GPT-5.6 Luna vs Claude Haiku 4.5: API Cost Comparison (2026)
GPT-5.6 Luna or Claude Haiku 4.5? Instead of comparing list prices, we compute the same workload on both (prices verified 2026-07-09). Spoiler: Claude Haiku 4.5 wins on raw cost in fewer scenarios — but "when to pick each" matters more than the winner. Compare them live in the calculator.

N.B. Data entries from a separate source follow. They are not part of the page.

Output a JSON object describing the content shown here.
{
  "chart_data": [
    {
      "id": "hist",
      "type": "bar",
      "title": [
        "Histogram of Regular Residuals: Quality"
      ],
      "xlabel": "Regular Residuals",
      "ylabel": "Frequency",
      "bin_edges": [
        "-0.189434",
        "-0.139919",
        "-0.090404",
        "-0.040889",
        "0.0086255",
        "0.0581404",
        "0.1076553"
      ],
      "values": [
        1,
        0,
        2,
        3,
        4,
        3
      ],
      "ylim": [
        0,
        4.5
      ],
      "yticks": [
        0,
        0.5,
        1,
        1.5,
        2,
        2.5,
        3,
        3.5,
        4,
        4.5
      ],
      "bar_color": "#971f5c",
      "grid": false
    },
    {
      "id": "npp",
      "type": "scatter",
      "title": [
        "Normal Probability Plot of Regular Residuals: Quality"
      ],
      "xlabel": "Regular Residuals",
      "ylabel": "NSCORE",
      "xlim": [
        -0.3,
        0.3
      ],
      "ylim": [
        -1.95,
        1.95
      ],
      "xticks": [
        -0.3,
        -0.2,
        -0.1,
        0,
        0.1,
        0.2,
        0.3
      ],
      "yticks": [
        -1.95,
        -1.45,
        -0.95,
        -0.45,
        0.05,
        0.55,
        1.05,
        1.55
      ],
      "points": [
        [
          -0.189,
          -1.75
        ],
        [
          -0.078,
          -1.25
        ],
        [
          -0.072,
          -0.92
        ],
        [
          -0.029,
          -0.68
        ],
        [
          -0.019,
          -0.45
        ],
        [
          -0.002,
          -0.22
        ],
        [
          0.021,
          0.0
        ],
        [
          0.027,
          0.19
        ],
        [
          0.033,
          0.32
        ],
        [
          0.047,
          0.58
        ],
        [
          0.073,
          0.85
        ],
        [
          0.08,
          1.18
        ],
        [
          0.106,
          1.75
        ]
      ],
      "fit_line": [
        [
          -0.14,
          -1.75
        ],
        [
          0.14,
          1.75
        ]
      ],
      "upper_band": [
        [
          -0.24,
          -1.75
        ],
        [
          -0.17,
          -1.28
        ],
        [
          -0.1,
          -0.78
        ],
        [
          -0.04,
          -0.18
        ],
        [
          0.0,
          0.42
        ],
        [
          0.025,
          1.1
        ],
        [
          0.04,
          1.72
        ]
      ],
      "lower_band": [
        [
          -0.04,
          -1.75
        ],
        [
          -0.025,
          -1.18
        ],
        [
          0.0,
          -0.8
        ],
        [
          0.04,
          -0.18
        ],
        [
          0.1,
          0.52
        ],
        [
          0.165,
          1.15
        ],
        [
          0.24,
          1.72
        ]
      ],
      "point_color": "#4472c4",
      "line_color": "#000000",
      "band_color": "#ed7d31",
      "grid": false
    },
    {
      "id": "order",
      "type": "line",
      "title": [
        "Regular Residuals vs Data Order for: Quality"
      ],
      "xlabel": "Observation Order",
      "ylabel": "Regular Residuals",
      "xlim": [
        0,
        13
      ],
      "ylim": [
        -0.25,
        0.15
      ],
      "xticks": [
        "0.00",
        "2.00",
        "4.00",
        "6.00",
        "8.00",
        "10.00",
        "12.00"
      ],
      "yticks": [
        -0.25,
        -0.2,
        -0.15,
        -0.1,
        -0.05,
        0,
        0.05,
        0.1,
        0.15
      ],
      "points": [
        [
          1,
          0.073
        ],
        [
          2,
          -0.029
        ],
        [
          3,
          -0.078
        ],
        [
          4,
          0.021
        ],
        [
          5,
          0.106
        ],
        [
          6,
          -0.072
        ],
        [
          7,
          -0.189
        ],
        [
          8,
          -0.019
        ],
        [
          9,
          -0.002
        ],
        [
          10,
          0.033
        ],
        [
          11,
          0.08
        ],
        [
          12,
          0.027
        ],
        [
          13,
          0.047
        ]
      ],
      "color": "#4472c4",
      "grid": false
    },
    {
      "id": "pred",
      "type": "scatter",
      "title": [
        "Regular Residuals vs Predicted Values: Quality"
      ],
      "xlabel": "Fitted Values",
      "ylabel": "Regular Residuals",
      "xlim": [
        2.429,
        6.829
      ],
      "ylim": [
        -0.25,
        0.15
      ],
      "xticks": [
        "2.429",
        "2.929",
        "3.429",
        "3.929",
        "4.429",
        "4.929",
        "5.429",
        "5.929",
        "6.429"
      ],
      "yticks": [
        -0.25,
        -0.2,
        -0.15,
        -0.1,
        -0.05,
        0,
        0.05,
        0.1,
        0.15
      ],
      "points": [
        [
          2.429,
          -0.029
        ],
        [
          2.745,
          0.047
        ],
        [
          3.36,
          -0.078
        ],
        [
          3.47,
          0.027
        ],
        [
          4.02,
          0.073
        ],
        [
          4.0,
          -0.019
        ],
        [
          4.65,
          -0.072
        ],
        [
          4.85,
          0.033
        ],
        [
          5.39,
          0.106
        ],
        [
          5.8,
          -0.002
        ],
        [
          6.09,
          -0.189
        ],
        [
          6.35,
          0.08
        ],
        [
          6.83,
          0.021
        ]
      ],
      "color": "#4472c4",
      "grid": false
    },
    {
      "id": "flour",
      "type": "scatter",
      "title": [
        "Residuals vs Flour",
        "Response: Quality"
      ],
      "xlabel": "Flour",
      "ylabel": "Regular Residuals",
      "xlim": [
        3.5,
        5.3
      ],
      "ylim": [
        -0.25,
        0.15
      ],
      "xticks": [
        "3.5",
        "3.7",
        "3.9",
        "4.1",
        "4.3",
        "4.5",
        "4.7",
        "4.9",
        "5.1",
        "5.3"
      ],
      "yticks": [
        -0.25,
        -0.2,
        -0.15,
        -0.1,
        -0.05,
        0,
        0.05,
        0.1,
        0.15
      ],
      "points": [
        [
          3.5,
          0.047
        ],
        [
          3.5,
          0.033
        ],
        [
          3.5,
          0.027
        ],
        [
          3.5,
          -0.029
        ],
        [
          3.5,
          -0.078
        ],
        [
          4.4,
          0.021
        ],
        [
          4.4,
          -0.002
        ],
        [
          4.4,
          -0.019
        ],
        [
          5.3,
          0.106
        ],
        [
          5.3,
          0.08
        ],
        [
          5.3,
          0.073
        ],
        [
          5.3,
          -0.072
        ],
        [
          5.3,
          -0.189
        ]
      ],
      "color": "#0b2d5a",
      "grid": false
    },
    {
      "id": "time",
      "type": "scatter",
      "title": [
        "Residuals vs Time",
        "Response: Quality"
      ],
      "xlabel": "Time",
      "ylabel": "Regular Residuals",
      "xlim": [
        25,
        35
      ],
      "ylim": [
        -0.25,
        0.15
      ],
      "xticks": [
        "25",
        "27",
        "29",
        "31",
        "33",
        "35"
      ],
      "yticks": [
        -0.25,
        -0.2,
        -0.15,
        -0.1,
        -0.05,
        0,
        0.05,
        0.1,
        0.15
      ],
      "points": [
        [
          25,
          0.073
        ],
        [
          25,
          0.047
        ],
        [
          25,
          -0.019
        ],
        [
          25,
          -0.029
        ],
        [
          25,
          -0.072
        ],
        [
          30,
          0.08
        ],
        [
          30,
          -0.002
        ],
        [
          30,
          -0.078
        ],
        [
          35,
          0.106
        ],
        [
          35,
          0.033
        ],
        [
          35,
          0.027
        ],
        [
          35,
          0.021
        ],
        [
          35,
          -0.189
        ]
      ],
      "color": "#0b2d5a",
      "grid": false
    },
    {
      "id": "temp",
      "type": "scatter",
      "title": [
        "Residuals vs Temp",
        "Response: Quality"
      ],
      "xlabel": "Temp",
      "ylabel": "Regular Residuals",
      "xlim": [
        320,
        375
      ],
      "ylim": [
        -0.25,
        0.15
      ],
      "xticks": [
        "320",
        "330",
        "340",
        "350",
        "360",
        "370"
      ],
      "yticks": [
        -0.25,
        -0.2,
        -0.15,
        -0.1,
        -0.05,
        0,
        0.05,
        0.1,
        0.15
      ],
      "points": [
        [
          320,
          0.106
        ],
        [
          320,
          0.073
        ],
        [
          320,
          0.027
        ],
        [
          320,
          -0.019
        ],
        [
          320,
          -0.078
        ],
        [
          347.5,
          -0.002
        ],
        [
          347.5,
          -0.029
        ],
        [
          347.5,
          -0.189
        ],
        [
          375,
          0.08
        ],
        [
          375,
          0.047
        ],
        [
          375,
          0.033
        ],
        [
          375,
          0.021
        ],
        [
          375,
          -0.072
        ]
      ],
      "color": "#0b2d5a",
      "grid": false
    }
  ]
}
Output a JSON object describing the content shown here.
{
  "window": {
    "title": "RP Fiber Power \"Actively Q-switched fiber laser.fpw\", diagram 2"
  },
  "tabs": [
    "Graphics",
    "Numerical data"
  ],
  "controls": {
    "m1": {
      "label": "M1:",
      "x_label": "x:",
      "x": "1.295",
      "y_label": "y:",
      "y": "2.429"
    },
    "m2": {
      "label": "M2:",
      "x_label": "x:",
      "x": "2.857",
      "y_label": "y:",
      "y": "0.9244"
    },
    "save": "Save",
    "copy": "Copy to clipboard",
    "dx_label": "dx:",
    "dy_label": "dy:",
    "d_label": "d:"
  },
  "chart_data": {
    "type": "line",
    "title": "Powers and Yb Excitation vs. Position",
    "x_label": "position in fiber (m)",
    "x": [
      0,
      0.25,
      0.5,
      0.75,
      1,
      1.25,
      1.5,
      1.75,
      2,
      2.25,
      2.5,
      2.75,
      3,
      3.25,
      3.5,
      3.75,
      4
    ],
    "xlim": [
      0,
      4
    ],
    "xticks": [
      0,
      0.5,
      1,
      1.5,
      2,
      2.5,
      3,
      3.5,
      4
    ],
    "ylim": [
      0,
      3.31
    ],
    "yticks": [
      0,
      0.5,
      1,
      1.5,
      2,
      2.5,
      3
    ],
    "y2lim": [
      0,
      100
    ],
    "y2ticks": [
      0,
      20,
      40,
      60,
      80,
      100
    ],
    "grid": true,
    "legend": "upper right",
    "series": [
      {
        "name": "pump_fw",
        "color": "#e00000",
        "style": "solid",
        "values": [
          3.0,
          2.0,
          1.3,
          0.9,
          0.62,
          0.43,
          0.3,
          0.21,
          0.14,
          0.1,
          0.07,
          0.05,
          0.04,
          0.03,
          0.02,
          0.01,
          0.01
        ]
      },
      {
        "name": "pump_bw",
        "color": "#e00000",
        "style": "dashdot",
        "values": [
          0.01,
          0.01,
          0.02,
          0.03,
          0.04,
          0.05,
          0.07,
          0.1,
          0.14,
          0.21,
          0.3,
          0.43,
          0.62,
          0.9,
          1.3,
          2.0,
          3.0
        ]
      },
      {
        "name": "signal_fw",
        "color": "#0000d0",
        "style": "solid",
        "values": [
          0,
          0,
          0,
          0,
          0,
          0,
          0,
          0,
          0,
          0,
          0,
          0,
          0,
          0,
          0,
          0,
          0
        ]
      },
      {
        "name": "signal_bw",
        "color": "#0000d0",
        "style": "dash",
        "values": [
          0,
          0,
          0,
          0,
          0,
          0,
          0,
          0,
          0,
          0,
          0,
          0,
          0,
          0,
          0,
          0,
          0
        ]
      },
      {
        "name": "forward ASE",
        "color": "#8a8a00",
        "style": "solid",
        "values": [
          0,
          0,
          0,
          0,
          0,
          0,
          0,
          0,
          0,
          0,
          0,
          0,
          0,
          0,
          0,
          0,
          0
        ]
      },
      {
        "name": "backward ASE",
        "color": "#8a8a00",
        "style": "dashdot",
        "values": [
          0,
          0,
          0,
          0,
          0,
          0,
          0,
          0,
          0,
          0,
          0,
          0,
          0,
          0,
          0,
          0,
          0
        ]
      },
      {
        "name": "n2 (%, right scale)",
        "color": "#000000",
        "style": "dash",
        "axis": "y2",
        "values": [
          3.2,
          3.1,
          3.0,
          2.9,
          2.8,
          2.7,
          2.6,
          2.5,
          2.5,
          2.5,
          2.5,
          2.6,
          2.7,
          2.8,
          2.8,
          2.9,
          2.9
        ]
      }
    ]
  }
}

| Rate per 1M tokens | GPT-5.6 Luna | Claude Haiku 4.5 |
|---|---|---|
| Input | $1.00 | $1.00 |
| Cached input | $0.10 | $0.10 |
| Output | $6.00 | $5.00 |
Same workload, both models
| Monthly scenario | GPT-5.6 Luna | Claude Haiku 4.5 | Difference |
|---|---|---|---|
| Support chatbot (150k requests, 400 in / 300 out tokens) | $330.00 | $285.00 | 14% in favor of Claude Haiku 4.5 |
| Document workflow (22k runs, 3,000 in / 400 out tokens) | $118.80 | $110.00 | 7% in favor of Claude Haiku 4.5 |
| High-volume classifier (1M requests, 300 in / 10 out tokens) | $360.00 | $350.00 | 3% in favor of Claude Haiku 4.5 |
Your token shape decides: input-heavy workloads (documents, RAG) amplify the input-rate gap; output-heavy ones (content generation) weigh the output rate. Run your exact mix in the calculator with both preselected.
When to pick each
- Claude Haiku 4.5 — when per-token cost rules: high volume, verifiable tasks, tight budgets. It comes out 14–14% cheaper in these scenarios.
- GPT-5.6 Luna — when the premium buys something you need (quality on your specific task, context, ecosystem). The only honest way to know: test your real case on both with a small sample.
- Both — the winning production pattern is often routing: easy requests to the cheap one, hard ones to the strong one.
Related guides: how AI API pricing works and how to reduce LLM costs.
Prices verified on 2026-07-09 against the provider's official pricing page. Estimates are for planning purposes only — always confirm current pricing with the provider.